We all love a good cliché, even one about the Church. A quote attributed Saint Augustine comes to mind here: “The church is not a hotel for saints, it is a hospital for sinners.” I’ve heard this said a number of ways and used in a number of circumstances. Today’s Gospel could probably be pointed to as its origin. Here Jesus says, “Those who are healthy do not need a physician, but the sick do.” Jesus said this after He was questioned as to why He would “eat and drink with tax collectors and sinners”. 

What you do to the least…

Ministering to those who are untouchable, or undesirable is not attractive to most of us. If we are honest, we feel most comfortable ministering in socially comfortable and acceptable situations. Jesus was challenged many times for socializing with or ministering to those seen as “less than” or “unclean”. 

But did the fact that Jesus served everyone from leper, to adulterer mean that he was a “live and let live” kind of savior?  Did His associations mean his acceptance of clichés such as “As long as no one gets hurt what does it matter?” or “You do you.” No, quite to the contrary. 

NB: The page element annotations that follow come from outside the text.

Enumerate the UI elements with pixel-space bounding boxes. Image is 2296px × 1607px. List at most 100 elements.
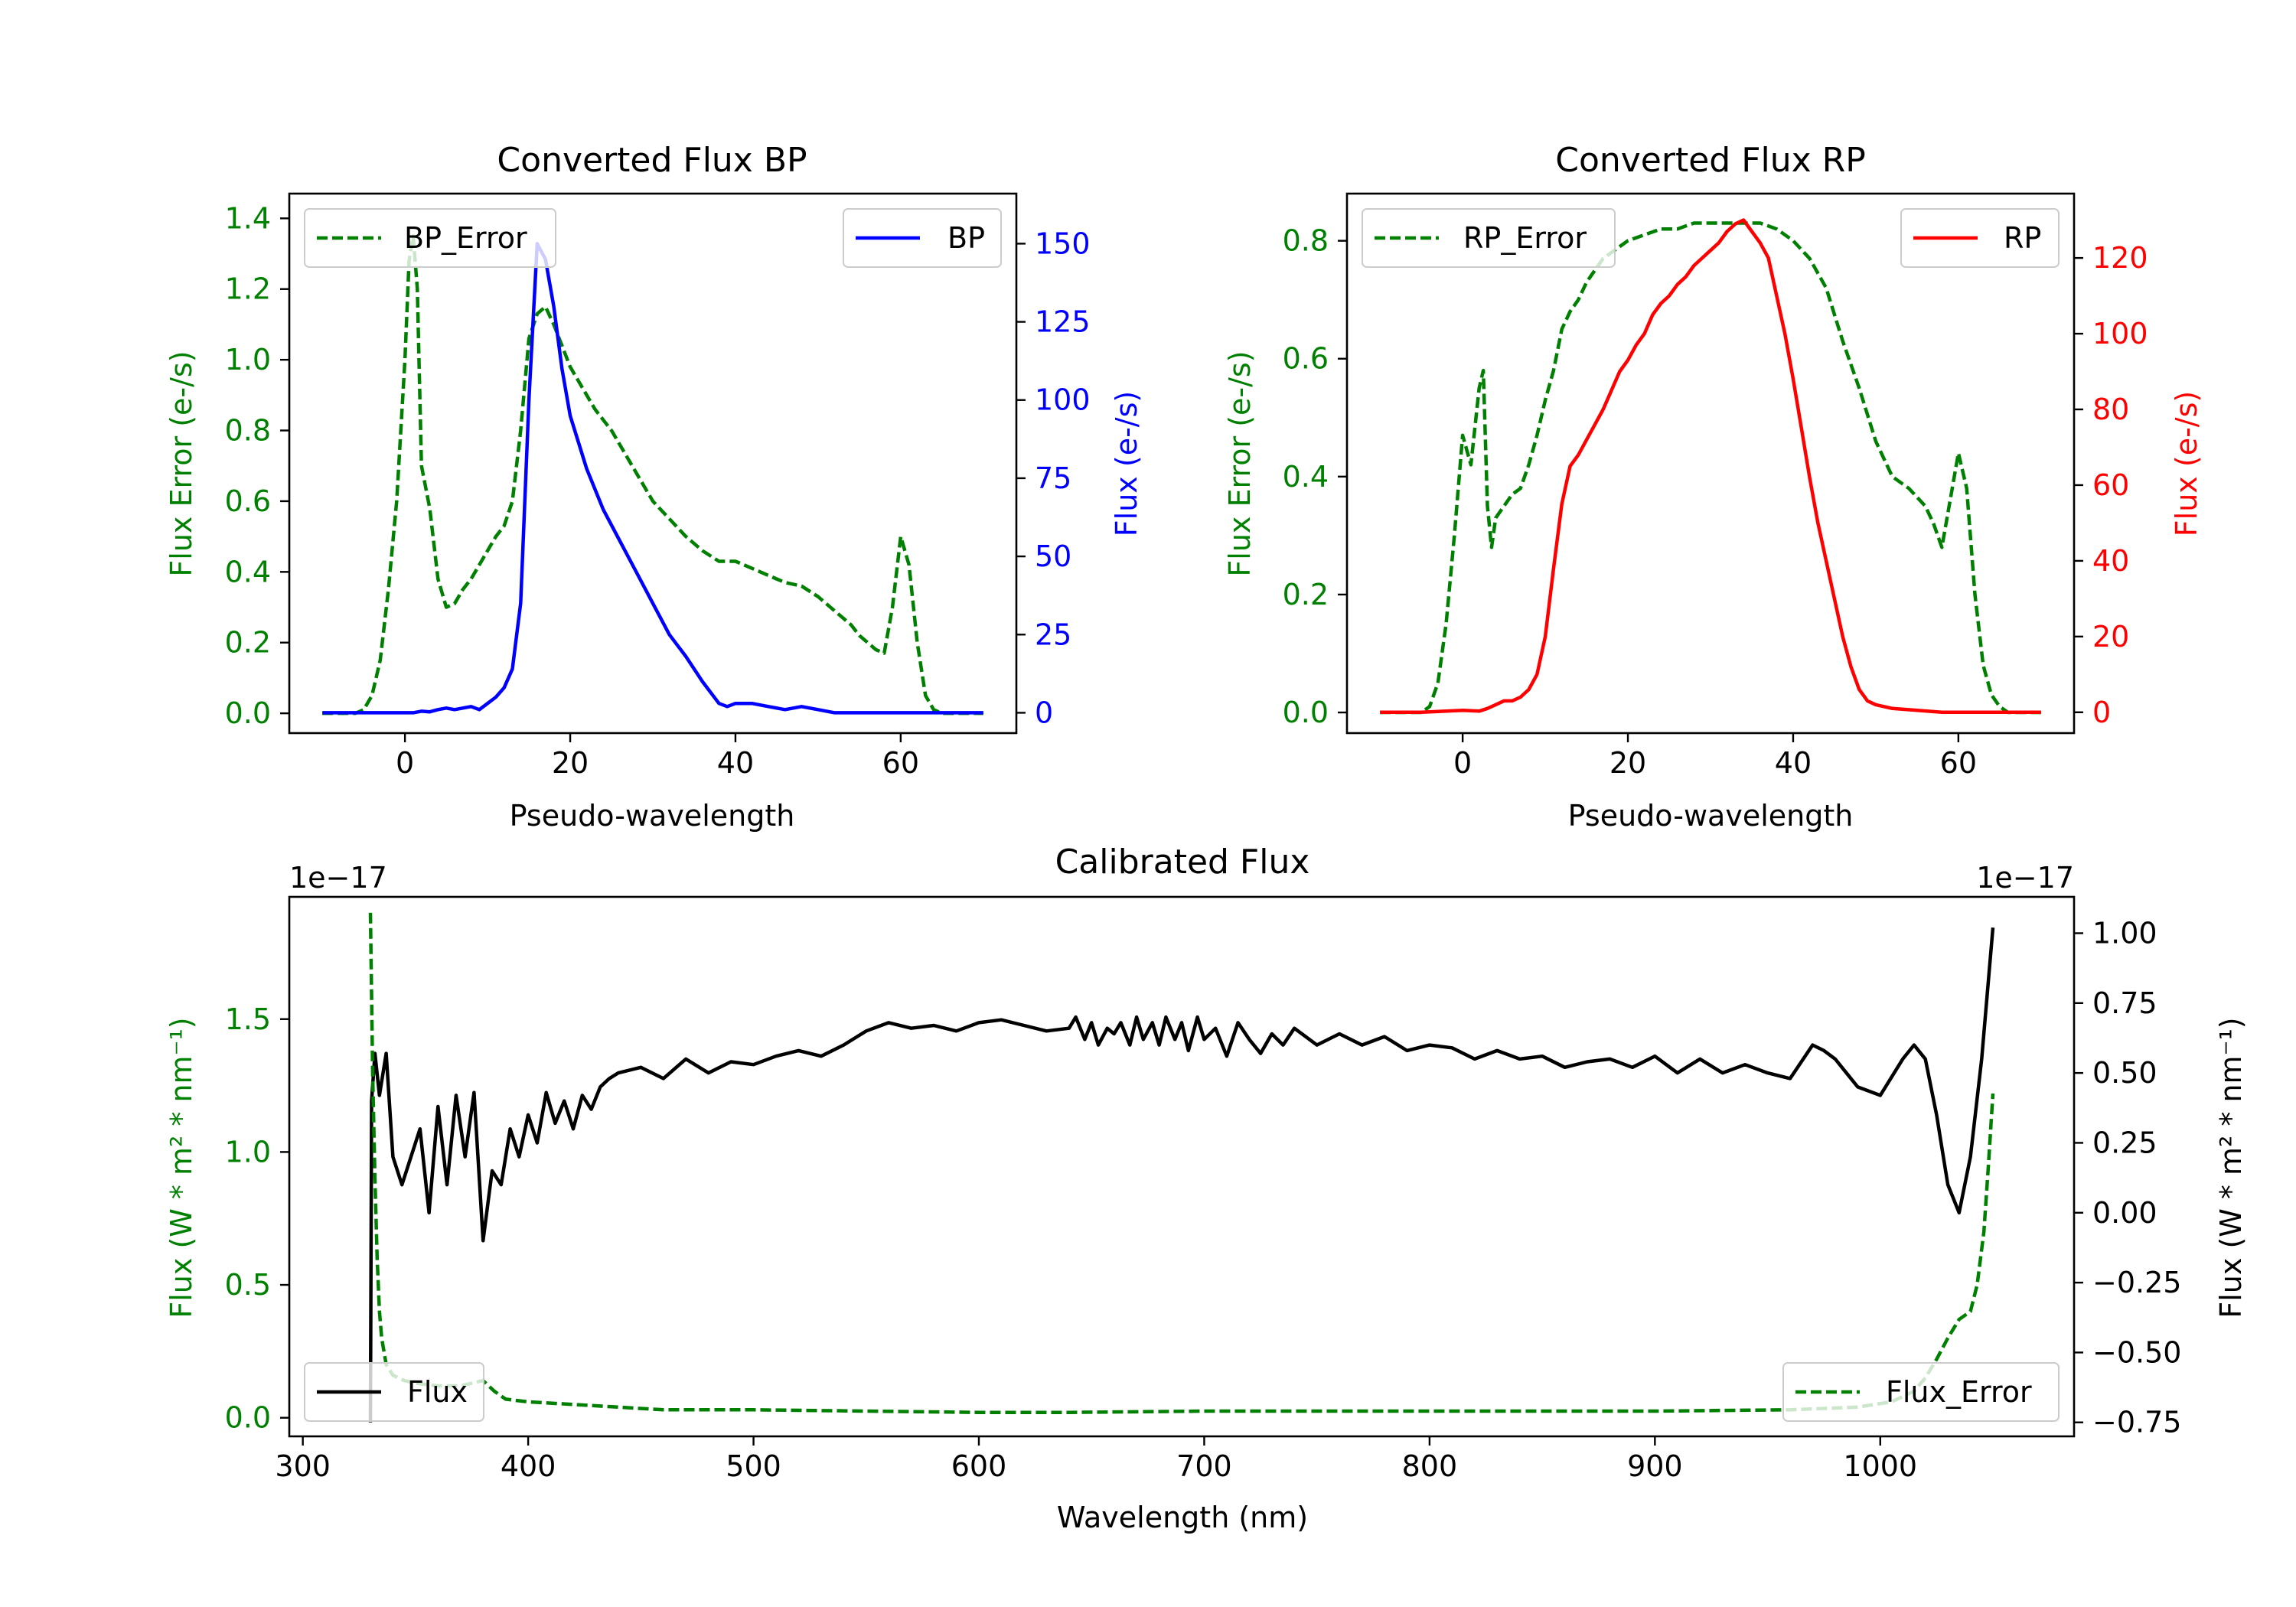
cal-left-y-tick-label: 0.0 <box>225 1401 271 1435</box>
rp-series-rp-error <box>1380 221 2041 715</box>
bp-right-y-label: Flux (e-/s) <box>1110 391 1143 536</box>
rp-right-y-tick-label: 100 <box>2092 317 2148 350</box>
cal-left-offset: 1e−17 <box>289 861 387 895</box>
rp-legend-error-box <box>1362 208 1616 268</box>
cal-right-y-tick-label: −0.50 <box>2092 1335 2181 1369</box>
cal-series-flux-error <box>368 912 1995 1414</box>
bp-legend-error-label: BP_Error <box>404 221 527 255</box>
bp-right-y-tick-label: 0 <box>1035 696 1053 729</box>
cal-right-y-label: Flux (W * m² * nm⁻¹) <box>2214 1017 2248 1318</box>
cal-right-y-tick-label: 0.75 <box>2092 986 2157 1020</box>
bp-axes-frame <box>288 192 1018 735</box>
bp-x-label: Pseudo-wavelength <box>510 799 795 833</box>
cal-x-tick-label: 400 <box>501 1449 556 1483</box>
bp-series-bp <box>322 242 983 715</box>
bp-left-y-tick-label: 1.0 <box>225 343 271 376</box>
rp-left-y-tick-label: 0.4 <box>1283 460 1329 494</box>
cal-legend-error: Flux_Error <box>1782 1362 2060 1422</box>
bp-legend-error-box <box>304 208 556 268</box>
cal-right-y-tick-label: 1.00 <box>2092 916 2157 950</box>
rp-legend-flux-label: RP <box>2004 221 2041 255</box>
rp-legend-error-label: RP_Error <box>1463 221 1587 255</box>
bp-left-y-tick-label: 0.4 <box>225 555 271 588</box>
rp-left-y-tick-label: 0.8 <box>1283 224 1329 258</box>
cal-right-y-tick-label: −0.25 <box>2092 1266 2181 1299</box>
cal-left-y-label: Flux (W * m² * nm⁻¹) <box>165 1017 198 1318</box>
cal-left-y-tick-label: 0.5 <box>225 1268 271 1302</box>
cal-left-y-tick-label: 1.0 <box>225 1135 271 1169</box>
rp-left-y-tick-label: 0.0 <box>1283 696 1329 729</box>
rp-legend-error: RP_Error <box>1362 208 1616 268</box>
cal-x-tick-label: 900 <box>1627 1449 1683 1483</box>
rp-right-y-tick-label: 120 <box>2092 241 2148 275</box>
rp-right-y-tick-label: 20 <box>2092 620 2129 654</box>
rp-x-tick-label: 60 <box>1940 746 1977 780</box>
cal-right-y-tick-label: 0.00 <box>2092 1196 2157 1230</box>
bp-panel: Converted Flux BP Pseudo-wavelength Flux… <box>165 141 1143 833</box>
rp-right-y-label: Flux (e-/s) <box>2170 391 2203 536</box>
rp-left-y-label: Flux Error (e-/s) <box>1223 350 1257 576</box>
rp-panel: Converted Flux RP Pseudo-wavelength Flux… <box>1223 141 2203 833</box>
cal-x-tick-label: 600 <box>951 1449 1007 1483</box>
bp-right-y-tick-label: 75 <box>1035 461 1071 495</box>
cal-right-offset: 1e−17 <box>1976 861 2074 895</box>
cal-right-y-tick-label: 0.50 <box>2092 1056 2157 1090</box>
bp-left-y-tick-label: 0.2 <box>225 626 271 660</box>
bp-left-y-tick-label: 0.6 <box>225 484 271 518</box>
bp-left-y-tick-label: 1.4 <box>225 201 271 235</box>
cal-plot-area: 300 400 500 600 700 800 900 1000 0.0 0.5 1.0 1.5 −0.… <box>225 912 2181 1483</box>
rp-right-y-tick-label: 40 <box>2092 544 2129 578</box>
cal-legend-flux: Flux <box>304 1362 484 1422</box>
cal-x-label: Wavelength (nm) <box>1057 1501 1308 1534</box>
rp-x-tick-label: 0 <box>1453 746 1472 780</box>
rp-left-y-tick-label: 0.2 <box>1283 578 1329 611</box>
cal-legend-flux-box <box>304 1362 484 1422</box>
bp-right-y-tick-label: 100 <box>1035 383 1091 417</box>
cal-title: Calibrated Flux <box>1055 843 1310 882</box>
bp-right-y-tick-label: 50 <box>1035 539 1071 573</box>
bp-right-y-tick-label: 150 <box>1035 227 1091 260</box>
bp-series-bp-error <box>322 234 983 715</box>
rp-axes-frame <box>1345 192 2076 735</box>
rp-plot-area: 0 20 40 60 0.0 0.2 0.4 0.6 0.8 0 20 40 60 80 100 120 <box>1283 218 2148 780</box>
cal-x-tick-label: 1000 <box>1843 1449 1917 1483</box>
rp-x-tick-label: 40 <box>1775 746 1812 780</box>
bp-legend-flux-box <box>843 208 1002 268</box>
bp-left-y-label: Flux Error (e-/s) <box>165 350 198 576</box>
cal-legend-error-label: Flux_Error <box>1886 1375 2032 1409</box>
bp-x-tick-label: 60 <box>882 746 919 780</box>
rp-x-tick-label: 20 <box>1609 746 1646 780</box>
bp-plot-area: 0 20 40 60 0.0 0.2 0.4 0.6 0.8 1.0 1.2 1.4 0 25 50 75 10… <box>225 201 1091 780</box>
bp-title: Converted Flux BP <box>497 141 807 180</box>
rp-legend-flux-box <box>1900 208 2060 268</box>
cal-right-y-tick-label: −0.75 <box>2092 1406 2181 1439</box>
rp-legend-flux: RP <box>1900 208 2060 268</box>
rp-right-y-tick-label: 80 <box>2092 393 2129 426</box>
cal-x-tick-label: 300 <box>275 1449 331 1483</box>
bp-x-tick-label: 40 <box>717 746 754 780</box>
bp-left-y-tick-label: 0.8 <box>225 414 271 448</box>
bp-legend-error: BP_Error <box>304 208 556 268</box>
bp-legend-flux-label: BP <box>947 221 985 255</box>
rp-x-label: Pseudo-wavelength <box>1568 799 1854 833</box>
cal-right-y-tick-label: 0.25 <box>2092 1126 2157 1159</box>
bp-right-y-tick-label: 125 <box>1035 305 1091 339</box>
cal-x-tick-label: 700 <box>1176 1449 1232 1483</box>
cal-legend-error-box <box>1782 1362 2060 1422</box>
bp-x-tick-label: 0 <box>396 746 414 780</box>
bp-left-y-tick-label: 0.0 <box>225 696 271 730</box>
calibrated-panel: Calibrated Flux Wavelength (nm) Flux (W … <box>165 843 2248 1534</box>
bp-legend-flux: BP <box>843 208 1002 268</box>
bp-x-tick-label: 20 <box>552 746 589 780</box>
bp-right-y-tick-label: 25 <box>1035 618 1071 651</box>
cal-left-y-tick-label: 1.5 <box>225 1002 271 1036</box>
cal-axes-frame <box>288 895 2076 1438</box>
rp-right-y-tick-label: 0 <box>2092 696 2111 729</box>
rp-right-y-tick-label: 60 <box>2092 468 2129 502</box>
cal-x-tick-label: 500 <box>726 1449 781 1483</box>
cal-x-tick-label: 800 <box>1402 1449 1458 1483</box>
rp-series-rp <box>1380 218 2041 715</box>
rp-left-y-tick-label: 0.6 <box>1283 342 1329 376</box>
cal-series-flux <box>368 927 1995 1423</box>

According to the folks at The Gospel Coalition, “Jesus was a friend of sinners not because he winked at sin, ignored sin, or enjoyed light-hearted revelry with those engaged in immorality. Jesus was a friend of sinners in that he came to save sinners and was incredibly pleased to welcome sinners who were open to the gospel, sorry for their sins, and on their way to putting their faith in Him.” 

Jesus had an Invitational Open Door Policy

In many ways Jesus had an invitational open-door policy in order to bring healing to the most people possible. Eating with the tax collectors was not just a welcome aboard party for Levi, it was an invitation for all present to come and be healed. Since you are the hands and feet of Jesus present today, can you be the one to help keep the door open for all to come to Him? 

Lisa Miklos

Meditation

Who are the “least” in my community? Am I doing a good job being the hands and feet of Christ to the people who needs Christ’s love the most?